The UK Negotiating Cards are on the Table: Deal or No Deal?
October 2, 2019
British Prime Minister Boris Johnson has been clear: the United Kingdom will leave the European Union on October 31. However, he would prefer a deal to avoid the massive costs and disruption of a no-deal Brexit. Can he get such a deal before the end of October? The UK government has just formally submitted a seven-page document with a new plan for the European Union to consider.
European Union goals have also always been clear: to protect the integrity of both the European Single Market and the Good Friday Agreement, which remains the basis for peace in Northern Ireland.
As we have described previously, the biggest challenge in Brexit negotiations remains the border between the Republic of Ireland and Northern Ireland after the United Kingdom leaves the European Union, and the insurance plan (backstop) to ensure a frictionless border, which underpins the Good Friday Agreement.
The UK government’s offer (referred to as “two borders for four years”) seeks to:
- Separate customs (external tariffs on imports) from regulations (the common standards for goods and services that are the basis for the European Single Market).
- For customs, Northern Ireland would leave the European customs zone along with the rest of the United Kingdom in 2021—assuming a two-year transition period. A future EU-UK free trade agreement could remove customs checks on the island of Ireland.
- For regulations, Northern Ireland would remain aligned to EU standards only on agricultural and manufactured goods and incorporate any future changes to those standards. Northern Ireland would also remain outside EU arrangements on value added tax (VAT, the common sales tax arrangement in place throughout the European Union).
- Avoid building infrastructure on the border between Northern Ireland and Ireland by placing this infrastructure several miles away from the border until at least 2025, and possibly beyond then, depending on the decision of the Northern Ireland executive and assembly.
- In 2025, Northern Ireland would vote on whether to stay within EU rules or switch to Britain’s standards, thus making the backstop ‘democratic’ in Johnson’s view. It is important to note that there has been no functioning executive in Northern Ireland for two and a half years.
- The deal creates in effect a land border in Ireland and a border in the Irish Sea for goods between the United Kingdom and the European Union, which would have to be approved by Northern Ireland.
Will EU leaders agree to the United Kingdom’s new deal? It is highly unlikely, for several reasons.
First, the UK offer establishes check posts near the Irish border, which contravenes both the letter and spirit of the Good Friday Agreement (and obliges Ireland to set up its own check points). The UK demand that Northern Ireland remain outside the European Union’s VAT undermines the single market, which will impact other EU members.
Second, it would set a new precedent for the EU by dramatically altering the bloc’s single market to accommodate a member that wished to depart and pressuring Ireland to accept a border arrangement it does not want. Would other EU members be subject to similar treatment as Ireland? Although a no-deal Brexit would also mean the European Union was required to establish border checks, they would be doing so involuntarily, and blame for breaching the Good Friday Agreement would fall squarely on Britain.
Third, even in the remote chance that the European Union agreed to this new formulation, it is unlikely that this deal would receive a majority of votes in the UK House of Commons. The parliamentary math is just not there. After the painstaking two-year negotiation that led to Theresa May’s Withdrawal Agreement only to see it rejected by the largest majority ever recorded against a government motion in the United Kingdom, European leaders will not make important concessions again, only to have their effort wasted and precedents broken.
Fourth, the two-year time schedule foreseen in the UK plan is extremely optimistic to complete a UK-EU free trade agreement—the EU-Canada or CETA deal took seven. The UK deal points to technology that has not yet been developed or deployed to make borders frictionless and checkpoint-free.

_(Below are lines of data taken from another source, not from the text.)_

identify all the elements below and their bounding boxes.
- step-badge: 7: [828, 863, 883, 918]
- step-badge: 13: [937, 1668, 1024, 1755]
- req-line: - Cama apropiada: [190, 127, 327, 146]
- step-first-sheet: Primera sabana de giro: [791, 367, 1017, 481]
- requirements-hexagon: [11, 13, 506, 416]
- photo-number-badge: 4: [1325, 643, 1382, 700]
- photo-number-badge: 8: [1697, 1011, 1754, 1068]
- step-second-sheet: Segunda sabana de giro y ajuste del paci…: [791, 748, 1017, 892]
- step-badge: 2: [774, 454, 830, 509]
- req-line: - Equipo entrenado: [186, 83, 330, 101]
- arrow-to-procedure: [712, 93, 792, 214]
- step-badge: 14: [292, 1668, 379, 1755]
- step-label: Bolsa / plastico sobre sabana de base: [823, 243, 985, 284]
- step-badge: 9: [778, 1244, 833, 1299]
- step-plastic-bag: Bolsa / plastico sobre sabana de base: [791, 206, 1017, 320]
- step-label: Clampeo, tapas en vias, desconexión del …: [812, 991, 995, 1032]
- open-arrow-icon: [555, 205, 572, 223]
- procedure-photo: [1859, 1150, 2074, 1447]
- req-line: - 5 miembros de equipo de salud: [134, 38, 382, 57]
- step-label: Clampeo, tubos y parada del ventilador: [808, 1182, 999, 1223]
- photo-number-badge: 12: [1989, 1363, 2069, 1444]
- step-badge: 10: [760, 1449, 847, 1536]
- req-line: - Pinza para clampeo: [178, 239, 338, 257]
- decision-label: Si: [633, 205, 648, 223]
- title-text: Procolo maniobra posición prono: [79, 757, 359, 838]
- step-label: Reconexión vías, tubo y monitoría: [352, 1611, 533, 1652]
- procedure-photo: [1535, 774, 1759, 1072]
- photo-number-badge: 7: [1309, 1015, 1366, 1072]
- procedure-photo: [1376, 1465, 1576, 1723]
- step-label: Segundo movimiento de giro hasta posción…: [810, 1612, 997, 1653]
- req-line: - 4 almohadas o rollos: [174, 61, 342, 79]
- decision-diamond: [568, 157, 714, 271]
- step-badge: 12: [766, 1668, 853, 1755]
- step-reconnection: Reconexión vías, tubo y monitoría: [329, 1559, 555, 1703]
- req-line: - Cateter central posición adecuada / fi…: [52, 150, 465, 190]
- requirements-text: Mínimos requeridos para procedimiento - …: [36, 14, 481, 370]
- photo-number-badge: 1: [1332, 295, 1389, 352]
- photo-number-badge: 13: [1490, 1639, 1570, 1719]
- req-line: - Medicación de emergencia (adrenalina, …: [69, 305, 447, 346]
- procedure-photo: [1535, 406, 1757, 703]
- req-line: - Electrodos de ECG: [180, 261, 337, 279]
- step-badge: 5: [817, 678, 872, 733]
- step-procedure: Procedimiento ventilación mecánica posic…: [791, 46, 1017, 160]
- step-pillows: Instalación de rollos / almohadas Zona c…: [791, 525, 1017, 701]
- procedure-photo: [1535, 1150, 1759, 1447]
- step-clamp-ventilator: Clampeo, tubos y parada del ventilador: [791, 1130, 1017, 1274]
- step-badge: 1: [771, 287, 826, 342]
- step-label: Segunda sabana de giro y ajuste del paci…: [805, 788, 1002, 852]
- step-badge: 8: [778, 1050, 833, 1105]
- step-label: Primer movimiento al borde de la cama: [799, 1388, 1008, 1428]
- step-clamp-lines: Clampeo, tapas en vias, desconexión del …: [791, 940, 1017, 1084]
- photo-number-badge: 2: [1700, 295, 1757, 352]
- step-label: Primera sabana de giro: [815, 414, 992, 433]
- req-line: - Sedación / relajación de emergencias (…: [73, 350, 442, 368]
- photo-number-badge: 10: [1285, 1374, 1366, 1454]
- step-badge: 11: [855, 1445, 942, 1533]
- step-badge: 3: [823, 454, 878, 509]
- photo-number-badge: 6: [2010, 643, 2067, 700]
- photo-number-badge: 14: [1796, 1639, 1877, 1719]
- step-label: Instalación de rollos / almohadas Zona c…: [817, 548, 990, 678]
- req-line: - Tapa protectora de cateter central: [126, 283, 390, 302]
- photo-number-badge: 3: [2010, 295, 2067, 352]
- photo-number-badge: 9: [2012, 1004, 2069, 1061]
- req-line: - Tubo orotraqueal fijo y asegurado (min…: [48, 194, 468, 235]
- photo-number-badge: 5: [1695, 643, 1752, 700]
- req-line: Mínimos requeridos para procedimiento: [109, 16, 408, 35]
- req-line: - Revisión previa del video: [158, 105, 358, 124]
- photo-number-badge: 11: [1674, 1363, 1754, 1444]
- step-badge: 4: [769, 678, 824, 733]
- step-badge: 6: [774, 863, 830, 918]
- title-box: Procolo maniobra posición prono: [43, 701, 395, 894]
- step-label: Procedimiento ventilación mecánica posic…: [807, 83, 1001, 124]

The European Union, however, will not wish to carry the blame for a no-deal Brexit. European Commission President Jean-Claude Junker has signaled that there are “positive aspects” to the UK proposal. Irish Taoiseach Leo Varadkar has noted that the United Kingdom’s proposals “do not fully meet the agreed objectives of the backstop” but that they will be “further studied.” Over the next few days, the European Union will detail the many ways in which the plan falls short in the most diplomatic way possible. The UK government will then have to decide whether the negotiations with the European Union will formally end or whether they will put forward another version of their plan. But the clock will eventually run out on this back-and-forth (in what little time is left already) with the likely outcome being that there will be no agreed deal by October 31, leaving only two options: (1) a UK request to seek yet another extension for negotiations to January 2020 (issued by Johnson, a caretaker prime minister, or a Scottish Court); or (2) a Halloween no-deal crash out. Both alternatives will lead to early elections.